Platychelus lupinus

Scientific classification
- Kingdom: Animalia
- Phylum: Arthropoda
- Class: Insecta
- Order: Coleoptera
- Suborder: Polyphaga
- Infraorder: Scarabaeiformia
- Family: Scarabaeidae
- Genus: Platychelus
- Species: P. lupinus
- Binomial name: Platychelus lupinus Burmeister, 1844

= Platychelus lupinus =

- Genus: Platychelus
- Species: lupinus
- Authority: Burmeister, 1844

Species of beetle

Platychelus lupinus is a species of beetle of the family Scarabaeidae. It is found in South Africa (Western Cape).

== Description ==
Adults reach a length of about 7-8 mm. Males are black with a bronze tinge, and the elytra are very light testaceous and slightly infuscate in the apical part.

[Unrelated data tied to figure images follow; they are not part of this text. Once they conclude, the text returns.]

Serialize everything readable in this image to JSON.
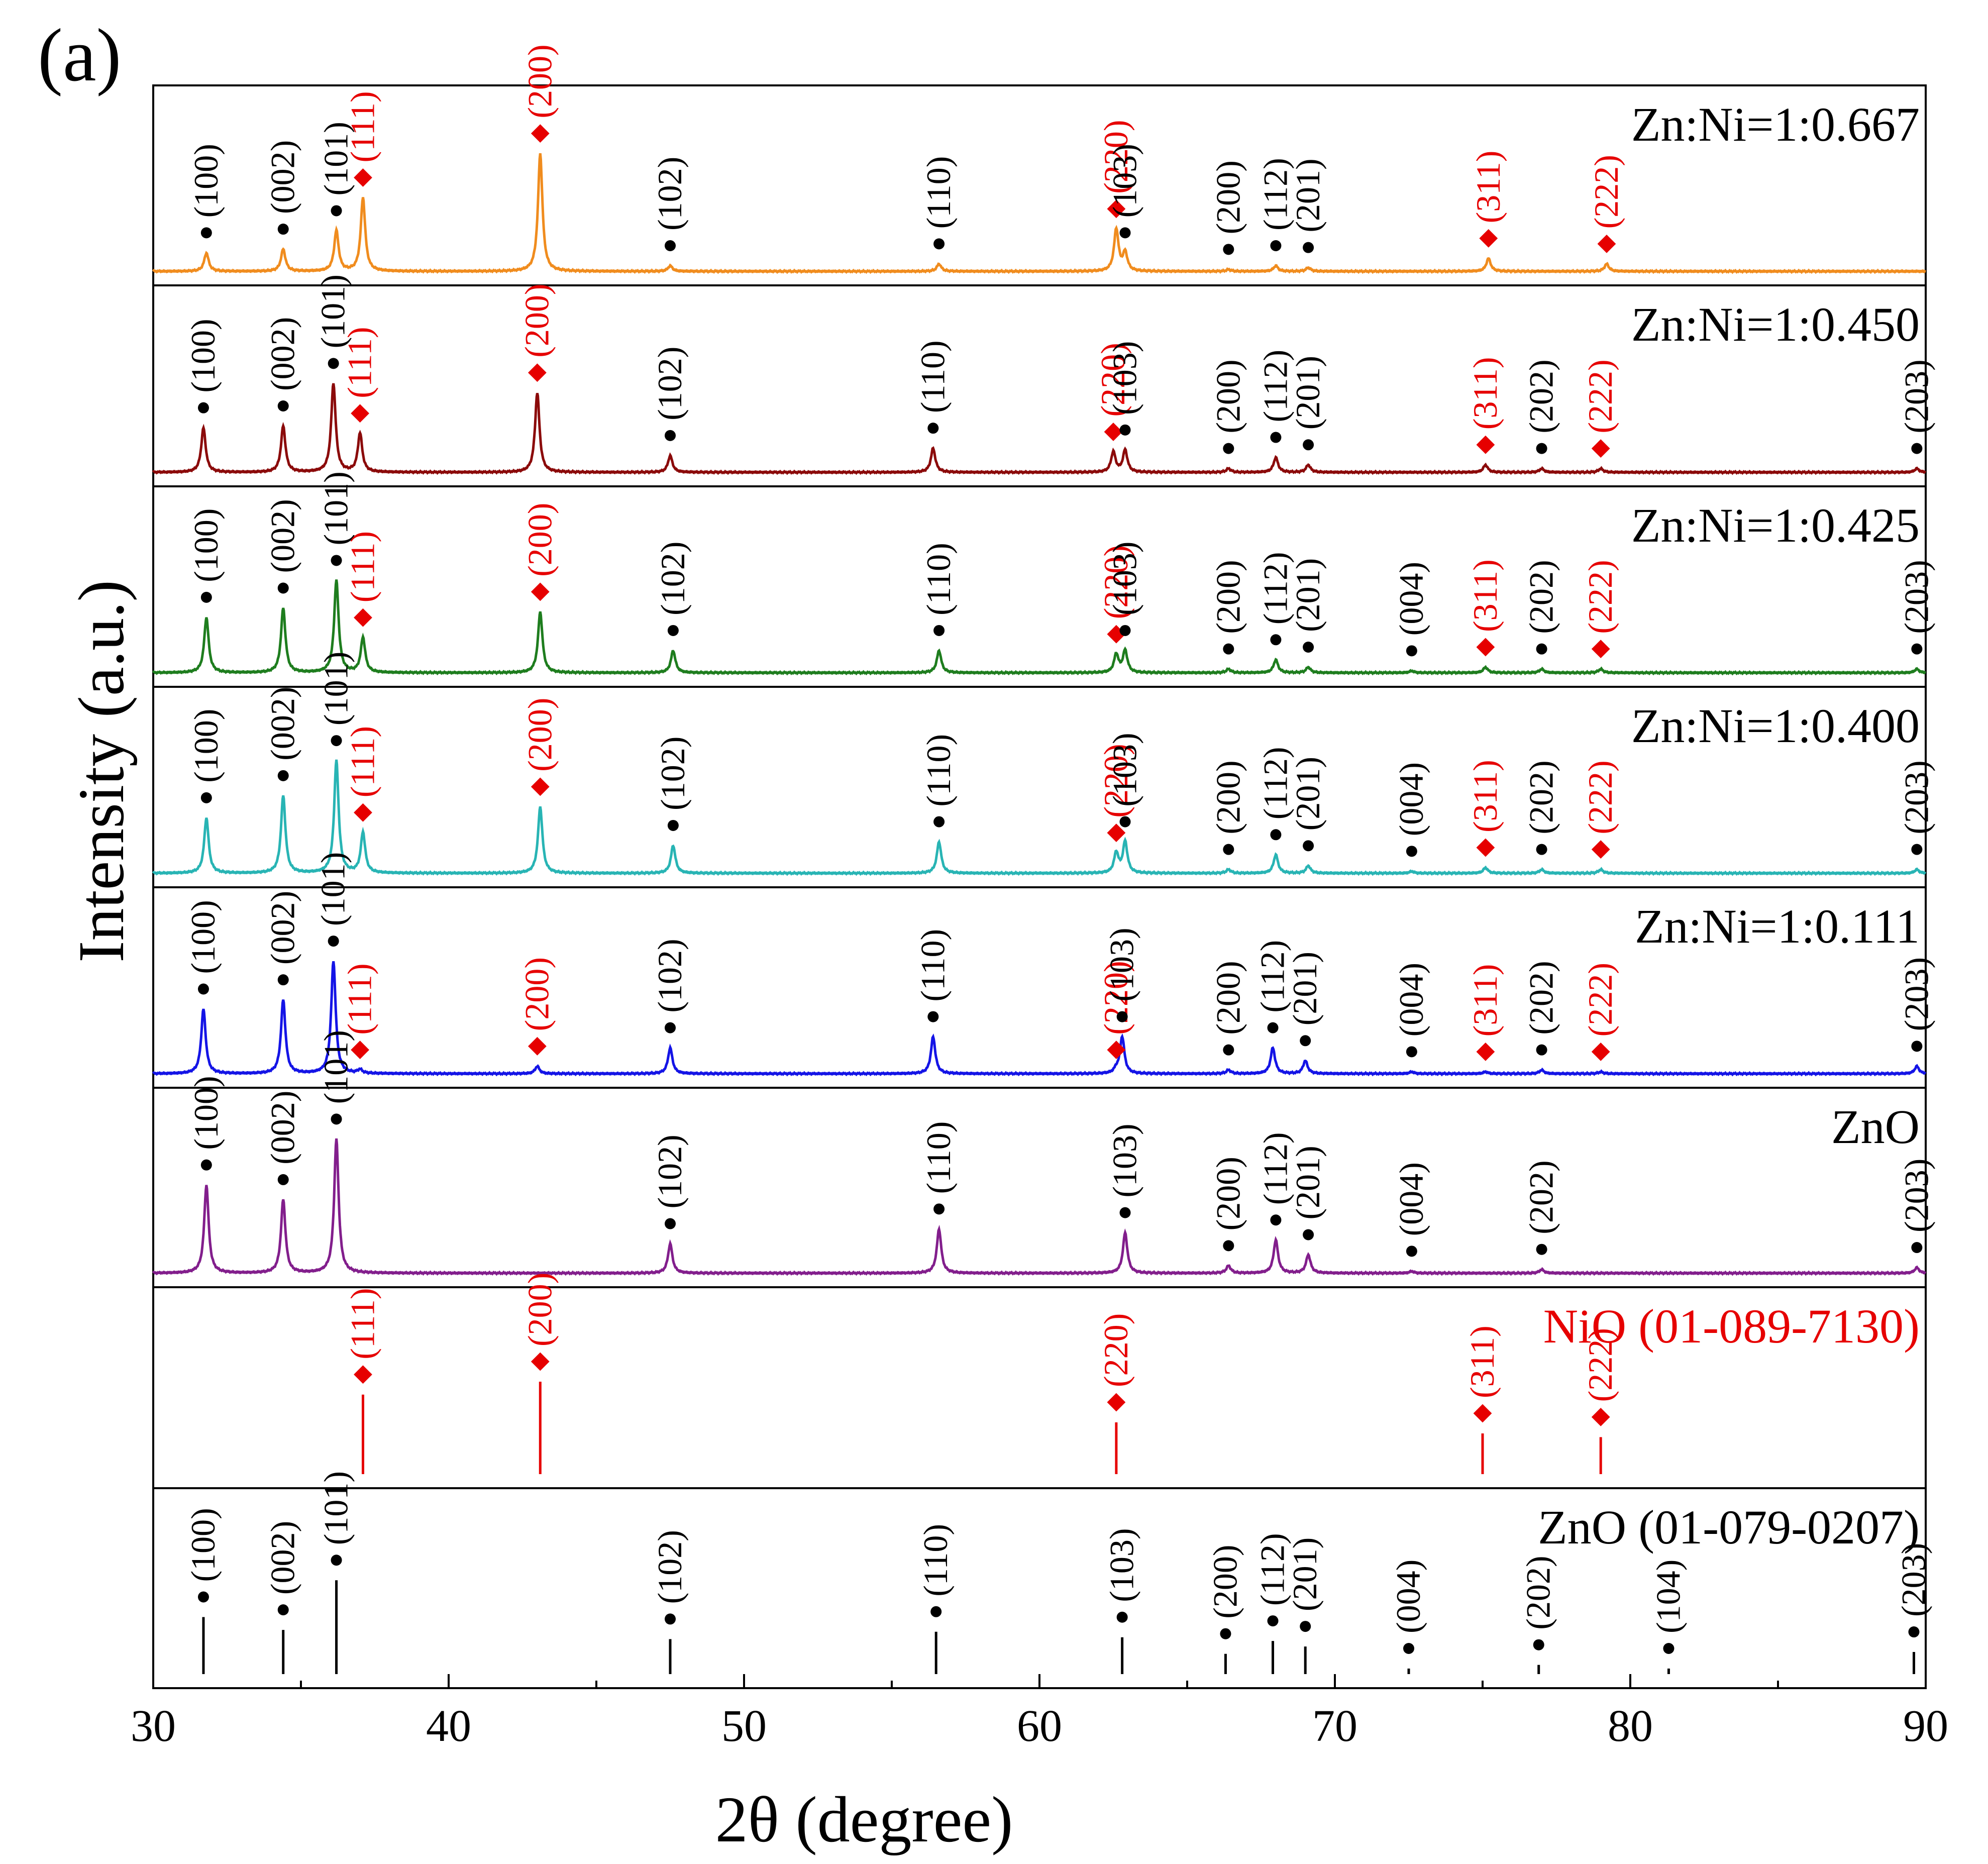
{
  "panel_label": "(a)",
  "chart_data": {
    "type": "line",
    "xlabel": "2θ (degree)",
    "ylabel": "Intensity (a.u.)",
    "xlim": [
      30,
      90
    ],
    "xticks": [
      30,
      40,
      50,
      60,
      70,
      80,
      90
    ],
    "grid": false,
    "colors": {
      "Zn:Ni=1:0.667": "#f08c1e",
      "Zn:Ni=1:0.450": "#8b0a0a",
      "Zn:Ni=1:0.425": "#1e7d1e",
      "Zn:Ni=1:0.400": "#28b4b4",
      "Zn:Ni=1:0.111": "#1414e6",
      "ZnO": "#821e8c",
      "NiO (01-089-7130)": "#e60000",
      "ZnO (01-079-0207)": "#000000",
      "zno_label": "#000000",
      "nio_label": "#e60000"
    },
    "panels": [
      {
        "label": "Zn:Ni=1:0.667",
        "kind": "pattern",
        "peaks": [
          {
            "x": 31.8,
            "h": 0.1,
            "hkl": "(100)",
            "phase": "ZnO"
          },
          {
            "x": 34.4,
            "h": 0.12,
            "hkl": "(002)",
            "phase": "ZnO"
          },
          {
            "x": 36.2,
            "h": 0.22,
            "hkl": "(101)",
            "phase": "ZnO"
          },
          {
            "x": 37.1,
            "h": 0.4,
            "hkl": "(111)",
            "phase": "NiO"
          },
          {
            "x": 43.1,
            "h": 0.64,
            "hkl": "(200)",
            "phase": "NiO"
          },
          {
            "x": 47.5,
            "h": 0.03,
            "hkl": "(102)",
            "phase": "ZnO"
          },
          {
            "x": 56.6,
            "h": 0.04,
            "hkl": "(110)",
            "phase": "ZnO"
          },
          {
            "x": 62.6,
            "h": 0.23,
            "hkl": "(220)",
            "phase": "NiO"
          },
          {
            "x": 62.9,
            "h": 0.1,
            "hkl": "(103)",
            "phase": "ZnO"
          },
          {
            "x": 66.4,
            "h": 0.01,
            "hkl": "(200)",
            "phase": "ZnO"
          },
          {
            "x": 68.0,
            "h": 0.03,
            "hkl": "(112)",
            "phase": "ZnO"
          },
          {
            "x": 69.1,
            "h": 0.02,
            "hkl": "(201)",
            "phase": "ZnO"
          },
          {
            "x": 75.2,
            "h": 0.07,
            "hkl": "(311)",
            "phase": "NiO"
          },
          {
            "x": 79.2,
            "h": 0.04,
            "hkl": "(222)",
            "phase": "NiO"
          }
        ]
      },
      {
        "label": "Zn:Ni=1:0.450",
        "kind": "pattern",
        "peaks": [
          {
            "x": 31.7,
            "h": 0.24,
            "hkl": "(100)",
            "phase": "ZnO"
          },
          {
            "x": 34.4,
            "h": 0.25,
            "hkl": "(002)",
            "phase": "ZnO"
          },
          {
            "x": 36.1,
            "h": 0.48,
            "hkl": "(101)",
            "phase": "ZnO"
          },
          {
            "x": 37.0,
            "h": 0.21,
            "hkl": "(111)",
            "phase": "NiO"
          },
          {
            "x": 43.0,
            "h": 0.43,
            "hkl": "(200)",
            "phase": "NiO"
          },
          {
            "x": 47.5,
            "h": 0.09,
            "hkl": "(102)",
            "phase": "ZnO"
          },
          {
            "x": 56.4,
            "h": 0.13,
            "hkl": "(110)",
            "phase": "ZnO"
          },
          {
            "x": 62.5,
            "h": 0.11,
            "hkl": "(220)",
            "phase": "NiO"
          },
          {
            "x": 62.9,
            "h": 0.12,
            "hkl": "(103)",
            "phase": "ZnO"
          },
          {
            "x": 66.4,
            "h": 0.02,
            "hkl": "(200)",
            "phase": "ZnO"
          },
          {
            "x": 68.0,
            "h": 0.08,
            "hkl": "(112)",
            "phase": "ZnO"
          },
          {
            "x": 69.1,
            "h": 0.04,
            "hkl": "(201)",
            "phase": "ZnO"
          },
          {
            "x": 75.1,
            "h": 0.04,
            "hkl": "(311)",
            "phase": "NiO"
          },
          {
            "x": 77.0,
            "h": 0.02,
            "hkl": "(202)",
            "phase": "ZnO"
          },
          {
            "x": 79.0,
            "h": 0.02,
            "hkl": "(222)",
            "phase": "NiO"
          },
          {
            "x": 89.7,
            "h": 0.02,
            "hkl": "(203)",
            "phase": "ZnO"
          }
        ]
      },
      {
        "label": "Zn:Ni=1:0.425",
        "kind": "pattern",
        "peaks": [
          {
            "x": 31.8,
            "h": 0.3,
            "hkl": "(100)",
            "phase": "ZnO"
          },
          {
            "x": 34.4,
            "h": 0.35,
            "hkl": "(002)",
            "phase": "ZnO"
          },
          {
            "x": 36.2,
            "h": 0.5,
            "hkl": "(101)",
            "phase": "ZnO"
          },
          {
            "x": 37.1,
            "h": 0.19,
            "hkl": "(111)",
            "phase": "NiO"
          },
          {
            "x": 43.1,
            "h": 0.33,
            "hkl": "(200)",
            "phase": "NiO"
          },
          {
            "x": 47.6,
            "h": 0.12,
            "hkl": "(102)",
            "phase": "ZnO"
          },
          {
            "x": 56.6,
            "h": 0.12,
            "hkl": "(110)",
            "phase": "ZnO"
          },
          {
            "x": 62.6,
            "h": 0.1,
            "hkl": "(220)",
            "phase": "NiO"
          },
          {
            "x": 62.9,
            "h": 0.12,
            "hkl": "(103)",
            "phase": "ZnO"
          },
          {
            "x": 66.4,
            "h": 0.02,
            "hkl": "(200)",
            "phase": "ZnO"
          },
          {
            "x": 68.0,
            "h": 0.07,
            "hkl": "(112)",
            "phase": "ZnO"
          },
          {
            "x": 69.1,
            "h": 0.03,
            "hkl": "(201)",
            "phase": "ZnO"
          },
          {
            "x": 72.6,
            "h": 0.01,
            "hkl": "(004)",
            "phase": "ZnO"
          },
          {
            "x": 75.1,
            "h": 0.03,
            "hkl": "(311)",
            "phase": "NiO"
          },
          {
            "x": 77.0,
            "h": 0.02,
            "hkl": "(202)",
            "phase": "ZnO"
          },
          {
            "x": 79.0,
            "h": 0.02,
            "hkl": "(222)",
            "phase": "NiO"
          },
          {
            "x": 89.7,
            "h": 0.02,
            "hkl": "(203)",
            "phase": "ZnO"
          }
        ]
      },
      {
        "label": "Zn:Ni=1:0.400",
        "kind": "pattern",
        "peaks": [
          {
            "x": 31.8,
            "h": 0.3,
            "hkl": "(100)",
            "phase": "ZnO"
          },
          {
            "x": 34.4,
            "h": 0.42,
            "hkl": "(002)",
            "phase": "ZnO"
          },
          {
            "x": 36.2,
            "h": 0.61,
            "hkl": "(101)",
            "phase": "ZnO"
          },
          {
            "x": 37.1,
            "h": 0.22,
            "hkl": "(111)",
            "phase": "NiO"
          },
          {
            "x": 43.1,
            "h": 0.36,
            "hkl": "(200)",
            "phase": "NiO"
          },
          {
            "x": 47.6,
            "h": 0.15,
            "hkl": "(102)",
            "phase": "ZnO"
          },
          {
            "x": 56.6,
            "h": 0.17,
            "hkl": "(110)",
            "phase": "ZnO"
          },
          {
            "x": 62.6,
            "h": 0.11,
            "hkl": "(220)",
            "phase": "NiO"
          },
          {
            "x": 62.9,
            "h": 0.17,
            "hkl": "(103)",
            "phase": "ZnO"
          },
          {
            "x": 66.4,
            "h": 0.02,
            "hkl": "(200)",
            "phase": "ZnO"
          },
          {
            "x": 68.0,
            "h": 0.1,
            "hkl": "(112)",
            "phase": "ZnO"
          },
          {
            "x": 69.1,
            "h": 0.04,
            "hkl": "(201)",
            "phase": "ZnO"
          },
          {
            "x": 72.6,
            "h": 0.01,
            "hkl": "(004)",
            "phase": "ZnO"
          },
          {
            "x": 75.1,
            "h": 0.03,
            "hkl": "(311)",
            "phase": "NiO"
          },
          {
            "x": 77.0,
            "h": 0.02,
            "hkl": "(202)",
            "phase": "ZnO"
          },
          {
            "x": 79.0,
            "h": 0.02,
            "hkl": "(222)",
            "phase": "NiO"
          },
          {
            "x": 89.7,
            "h": 0.02,
            "hkl": "(203)",
            "phase": "ZnO"
          }
        ]
      },
      {
        "label": "Zn:Ni=1:0.111",
        "kind": "pattern",
        "peaks": [
          {
            "x": 31.7,
            "h": 0.35,
            "hkl": "(100)",
            "phase": "ZnO"
          },
          {
            "x": 34.4,
            "h": 0.4,
            "hkl": "(002)",
            "phase": "ZnO"
          },
          {
            "x": 36.1,
            "h": 0.61,
            "hkl": "(101)",
            "phase": "ZnO"
          },
          {
            "x": 37.0,
            "h": 0.02,
            "hkl": "(111)",
            "phase": "NiO"
          },
          {
            "x": 43.0,
            "h": 0.04,
            "hkl": "(200)",
            "phase": "NiO"
          },
          {
            "x": 47.5,
            "h": 0.14,
            "hkl": "(102)",
            "phase": "ZnO"
          },
          {
            "x": 56.4,
            "h": 0.2,
            "hkl": "(110)",
            "phase": "ZnO"
          },
          {
            "x": 62.6,
            "h": 0.02,
            "hkl": "(220)",
            "phase": "NiO"
          },
          {
            "x": 62.8,
            "h": 0.2,
            "hkl": "(103)",
            "phase": "ZnO"
          },
          {
            "x": 66.4,
            "h": 0.02,
            "hkl": "(200)",
            "phase": "ZnO"
          },
          {
            "x": 67.9,
            "h": 0.14,
            "hkl": "(112)",
            "phase": "ZnO"
          },
          {
            "x": 69.0,
            "h": 0.07,
            "hkl": "(201)",
            "phase": "ZnO"
          },
          {
            "x": 72.6,
            "h": 0.01,
            "hkl": "(004)",
            "phase": "ZnO"
          },
          {
            "x": 75.1,
            "h": 0.01,
            "hkl": "(311)",
            "phase": "NiO"
          },
          {
            "x": 77.0,
            "h": 0.02,
            "hkl": "(202)",
            "phase": "ZnO"
          },
          {
            "x": 79.0,
            "h": 0.01,
            "hkl": "(222)",
            "phase": "NiO"
          },
          {
            "x": 89.7,
            "h": 0.04,
            "hkl": "(203)",
            "phase": "ZnO"
          }
        ]
      },
      {
        "label": "ZnO",
        "kind": "pattern",
        "peaks": [
          {
            "x": 31.8,
            "h": 0.48,
            "hkl": "(100)",
            "phase": "ZnO"
          },
          {
            "x": 34.4,
            "h": 0.4,
            "hkl": "(002)",
            "phase": "ZnO"
          },
          {
            "x": 36.2,
            "h": 0.73,
            "hkl": "(101)",
            "phase": "ZnO"
          },
          {
            "x": 47.5,
            "h": 0.16,
            "hkl": "(102)",
            "phase": "ZnO"
          },
          {
            "x": 56.6,
            "h": 0.24,
            "hkl": "(110)",
            "phase": "ZnO"
          },
          {
            "x": 62.9,
            "h": 0.22,
            "hkl": "(103)",
            "phase": "ZnO"
          },
          {
            "x": 66.4,
            "h": 0.04,
            "hkl": "(200)",
            "phase": "ZnO"
          },
          {
            "x": 68.0,
            "h": 0.18,
            "hkl": "(112)",
            "phase": "ZnO"
          },
          {
            "x": 69.1,
            "h": 0.1,
            "hkl": "(201)",
            "phase": "ZnO"
          },
          {
            "x": 72.6,
            "h": 0.01,
            "hkl": "(004)",
            "phase": "ZnO"
          },
          {
            "x": 77.0,
            "h": 0.02,
            "hkl": "(202)",
            "phase": "ZnO"
          },
          {
            "x": 89.7,
            "h": 0.03,
            "hkl": "(203)",
            "phase": "ZnO"
          }
        ]
      },
      {
        "label": "NiO (01-089-7130)",
        "label_main": "NiO",
        "label_card": "(01-089-7130)",
        "kind": "reference",
        "peaks": [
          {
            "x": 37.1,
            "h": 0.43,
            "hkl": "(111)",
            "phase": "NiO"
          },
          {
            "x": 43.1,
            "h": 0.5,
            "hkl": "(200)",
            "phase": "NiO"
          },
          {
            "x": 62.6,
            "h": 0.28,
            "hkl": "(220)",
            "phase": "NiO"
          },
          {
            "x": 75.0,
            "h": 0.22,
            "hkl": "(311)",
            "phase": "NiO"
          },
          {
            "x": 79.0,
            "h": 0.2,
            "hkl": "(222)",
            "phase": "NiO"
          }
        ]
      },
      {
        "label": "ZnO (01-079-0207)",
        "label_main": "ZnO",
        "label_card": "(01-079-0207)",
        "kind": "reference",
        "peaks": [
          {
            "x": 31.7,
            "h": 0.31,
            "hkl": "(100)",
            "phase": "ZnO"
          },
          {
            "x": 34.4,
            "h": 0.24,
            "hkl": "(002)",
            "phase": "ZnO"
          },
          {
            "x": 36.2,
            "h": 0.51,
            "hkl": "(101)",
            "phase": "ZnO"
          },
          {
            "x": 47.5,
            "h": 0.19,
            "hkl": "(102)",
            "phase": "ZnO"
          },
          {
            "x": 56.5,
            "h": 0.23,
            "hkl": "(110)",
            "phase": "ZnO"
          },
          {
            "x": 62.8,
            "h": 0.2,
            "hkl": "(103)",
            "phase": "ZnO"
          },
          {
            "x": 66.3,
            "h": 0.11,
            "hkl": "(200)",
            "phase": "ZnO"
          },
          {
            "x": 67.9,
            "h": 0.18,
            "hkl": "(112)",
            "phase": "ZnO"
          },
          {
            "x": 69.0,
            "h": 0.15,
            "hkl": "(201)",
            "phase": "ZnO"
          },
          {
            "x": 72.5,
            "h": 0.03,
            "hkl": "(004)",
            "phase": "ZnO"
          },
          {
            "x": 76.9,
            "h": 0.05,
            "hkl": "(202)",
            "phase": "ZnO"
          },
          {
            "x": 81.3,
            "h": 0.03,
            "hkl": "(104)",
            "phase": "ZnO"
          },
          {
            "x": 89.6,
            "h": 0.12,
            "hkl": "(203)",
            "phase": "ZnO"
          }
        ]
      }
    ]
  }
}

The head and pronotum are clothed with a very long, villose, light fulvous pubescence, which is nearly equally as long and dense on the abdomen and the pectus. The punctures on the pronotum are not scabrose in the posterior half, and there is no median groove. The scutellum is densely hairy and the elytra are covered with somewhat closely set, round, somewhat seriate punctures, each bearing a fine sub-appressed, pallid hair. At the apex of the suture there is a short band of denser paler hairs on each side. The pygidium is very closely and very finely punctulate, and covered with a slight pallid pubescence which does not conceal the black background. Females are similar to males, but the elytra are not infuscate behind.